Adds Gregory L. Riggs (79L), associate dean of Student Services and Community Engagement, “Law school and the practice of law are very demanding and challenging undertakings and always have been. These sustained pressures can take the joy out of things and significantly reduce life satisfaction. Emory Law and the CSLR want to have a conversation about flourishing, well-being, and having a gratifying and energizing law school experience and legal career.  This program begins that conversation.”

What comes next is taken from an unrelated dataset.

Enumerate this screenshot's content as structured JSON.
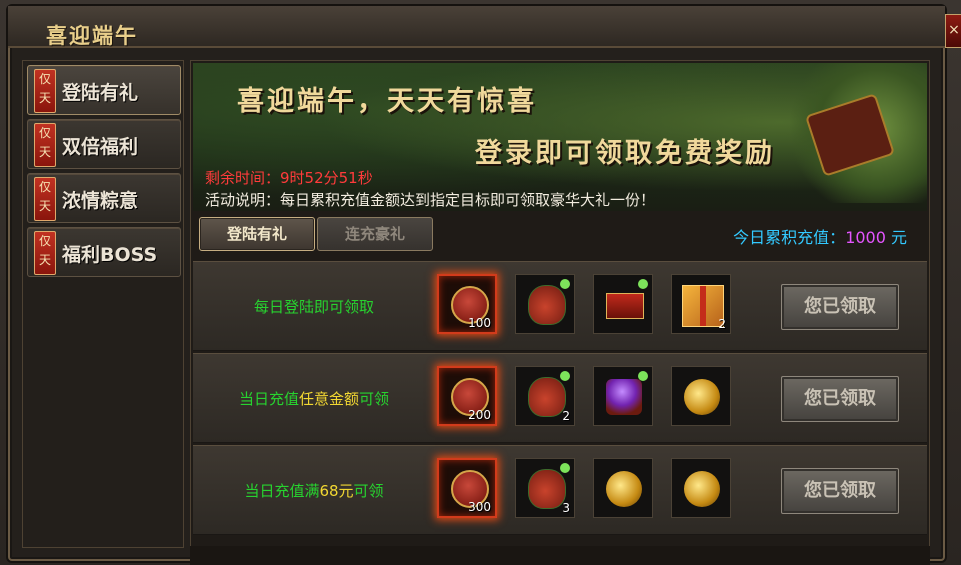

Students and alumni are encouraged to complete an anonymous online survey (take survey here) which will be sent via e-mail notice prior to the event. Part of the first survey, developed by Keyes, associate professor of sociology, is a 14-point questionnaire designed to assess a person’s level of flourishing versus languishing. Keyes has used the survey widely in the United States and Europe, and his findings are helping redefine the term “mental health” and reshape public policy surrounding mental health care.

Craighead's portion of the survey will use informs people of their risk for developing anxiety or depression in the face of external academic and social stressors. For 30 years, Craighead, J. Rex Fuqua Chair in Child Psychiatry and director of Emory’s Child and Adolescent Mood Program, has researched cognitive behavioral models of major depression and bipolar disorders, most currently focusing on predictors of response and relapse among depressed patients being treated for the first time.

Keyes and Craighead are producing major new writings as part of the Pursuit of Happiness project, but survey results from this event will not be used in their work.

Philip L. Reynolds, Aquinas Professor of Historical Theology at the Candler School of Theology who is directing the “Pursuit” project, says recent developments in positive psychology made the timing right for such a project.  “We entered the debate by reviewing what various Hebrew, Greco-Roman, Christian, and Enlightenment sources had to say about the subject and how those words of wisdom can be applied today,” he said.